In other words, if I was multiplying 3 integers I would simply:
int a = 2;
int b = 5;
int c = 7;
int x = a * b * c;
However, in order to multiply NSDecimalNumbers you're forced to use the decimalNumberByMultiplyingBy method.
Using this method, I have to do 2 calculations in order to multiply the 3 NSDecimalNumbers I'm dealing with, like so:
NSDecimalNumber *d1 = [NSDecimalNumber decimalNumberWithString:@"1.502"];
NSDecimalNumber *d2 = [NSDecimalNumber decimalNumberWithString:@"12.472"];
NSDecimalNumber *d3 = [NSDecimalNumber decimalNumberWithString:@"0.765"];
//Calculation
NSDecimalNumber *initialValue = [d1 decimalNumberByMultiplyingBy:d2];
NSDecimalNumber *finalValue = [initialValue decimalNumberByMultiplyingBy:d3];
//Formatting
NSString *output = [NSString stringWithFormat:@"%@", finalValue];
NSDecimalNumber *n = [NSDecimalNumber decimalNumberWithString:output];
//r is my NSNumberFormatter, which I've configured elsewhere
NSString *s = [r stringFromNumber:n];
NSLog(@"%@",s);
Is there a way to multiply all 3 NSDecimalNumbers at the same time instead of this clunky way around it?

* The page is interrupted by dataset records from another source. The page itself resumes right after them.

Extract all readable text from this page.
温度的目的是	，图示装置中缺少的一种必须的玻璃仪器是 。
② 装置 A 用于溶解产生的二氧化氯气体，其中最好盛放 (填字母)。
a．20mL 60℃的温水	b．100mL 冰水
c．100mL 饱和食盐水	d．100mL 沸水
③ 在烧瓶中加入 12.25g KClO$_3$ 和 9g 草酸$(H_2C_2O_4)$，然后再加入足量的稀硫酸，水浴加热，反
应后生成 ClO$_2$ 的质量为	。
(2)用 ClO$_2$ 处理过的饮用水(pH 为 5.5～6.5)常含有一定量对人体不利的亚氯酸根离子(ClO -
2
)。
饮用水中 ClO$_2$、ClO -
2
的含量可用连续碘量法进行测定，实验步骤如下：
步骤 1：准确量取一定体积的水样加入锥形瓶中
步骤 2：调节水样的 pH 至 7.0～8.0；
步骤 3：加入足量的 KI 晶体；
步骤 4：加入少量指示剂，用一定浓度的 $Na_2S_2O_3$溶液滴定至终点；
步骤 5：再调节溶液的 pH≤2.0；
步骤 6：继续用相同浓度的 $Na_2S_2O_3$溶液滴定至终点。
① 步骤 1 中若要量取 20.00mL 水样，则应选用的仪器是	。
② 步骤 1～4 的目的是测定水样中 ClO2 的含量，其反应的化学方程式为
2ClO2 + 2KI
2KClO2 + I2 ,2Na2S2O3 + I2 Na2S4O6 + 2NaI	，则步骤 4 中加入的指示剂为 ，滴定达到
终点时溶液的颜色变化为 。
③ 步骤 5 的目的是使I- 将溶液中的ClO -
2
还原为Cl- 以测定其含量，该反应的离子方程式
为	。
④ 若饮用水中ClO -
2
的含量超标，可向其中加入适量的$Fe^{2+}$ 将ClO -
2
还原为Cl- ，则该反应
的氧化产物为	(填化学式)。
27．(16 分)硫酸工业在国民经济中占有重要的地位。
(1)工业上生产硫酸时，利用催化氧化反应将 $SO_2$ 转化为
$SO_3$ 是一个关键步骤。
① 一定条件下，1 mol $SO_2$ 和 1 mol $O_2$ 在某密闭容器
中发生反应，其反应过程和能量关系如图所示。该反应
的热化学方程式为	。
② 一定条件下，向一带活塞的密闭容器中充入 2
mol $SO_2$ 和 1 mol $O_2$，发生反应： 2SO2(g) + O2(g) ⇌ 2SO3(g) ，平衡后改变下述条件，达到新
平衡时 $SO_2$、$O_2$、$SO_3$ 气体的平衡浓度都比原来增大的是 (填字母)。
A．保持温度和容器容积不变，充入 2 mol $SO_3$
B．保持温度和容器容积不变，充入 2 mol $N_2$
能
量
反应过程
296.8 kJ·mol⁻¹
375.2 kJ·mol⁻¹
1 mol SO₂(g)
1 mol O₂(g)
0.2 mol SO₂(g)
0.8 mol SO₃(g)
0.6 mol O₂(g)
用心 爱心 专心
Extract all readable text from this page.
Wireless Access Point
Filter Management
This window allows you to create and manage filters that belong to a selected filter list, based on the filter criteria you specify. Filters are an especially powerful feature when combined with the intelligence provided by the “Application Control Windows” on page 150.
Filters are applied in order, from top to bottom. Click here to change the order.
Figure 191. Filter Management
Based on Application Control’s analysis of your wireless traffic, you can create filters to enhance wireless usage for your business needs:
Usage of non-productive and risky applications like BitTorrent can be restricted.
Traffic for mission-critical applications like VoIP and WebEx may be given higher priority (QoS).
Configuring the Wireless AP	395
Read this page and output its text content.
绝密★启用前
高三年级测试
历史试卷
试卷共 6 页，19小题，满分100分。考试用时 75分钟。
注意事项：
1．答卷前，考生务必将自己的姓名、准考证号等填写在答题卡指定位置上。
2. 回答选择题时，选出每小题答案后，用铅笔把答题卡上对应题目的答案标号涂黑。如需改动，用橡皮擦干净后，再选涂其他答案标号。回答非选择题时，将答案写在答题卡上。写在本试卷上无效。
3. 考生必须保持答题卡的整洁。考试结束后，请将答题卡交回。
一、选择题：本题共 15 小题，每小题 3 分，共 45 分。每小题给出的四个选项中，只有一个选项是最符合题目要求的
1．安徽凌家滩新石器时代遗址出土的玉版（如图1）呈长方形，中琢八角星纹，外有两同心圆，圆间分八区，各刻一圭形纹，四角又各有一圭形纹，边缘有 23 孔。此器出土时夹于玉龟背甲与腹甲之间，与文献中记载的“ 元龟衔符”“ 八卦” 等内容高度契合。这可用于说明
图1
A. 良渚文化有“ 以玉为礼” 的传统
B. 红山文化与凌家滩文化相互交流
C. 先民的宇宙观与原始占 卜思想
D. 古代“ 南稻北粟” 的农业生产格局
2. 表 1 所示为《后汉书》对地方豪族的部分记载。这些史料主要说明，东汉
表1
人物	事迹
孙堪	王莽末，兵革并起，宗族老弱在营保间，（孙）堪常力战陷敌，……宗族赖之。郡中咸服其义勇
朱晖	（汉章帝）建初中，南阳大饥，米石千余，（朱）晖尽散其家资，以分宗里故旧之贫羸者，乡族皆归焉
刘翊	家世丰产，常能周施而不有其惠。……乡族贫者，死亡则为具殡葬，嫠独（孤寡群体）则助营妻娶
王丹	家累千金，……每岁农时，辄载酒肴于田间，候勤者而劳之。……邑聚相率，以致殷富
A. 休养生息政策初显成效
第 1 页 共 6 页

No is the answer. Multiplication is a binary operation. Even
int x = a * b * c;
actually involves two separate multiplications. It looks less clunky because of the infix notation.
You can do
result = [[d1 decimalNumberByMultiplyingBy: d2] decimalNumberByMultiplyingBy: d3];
which is the equivalent to the first statement.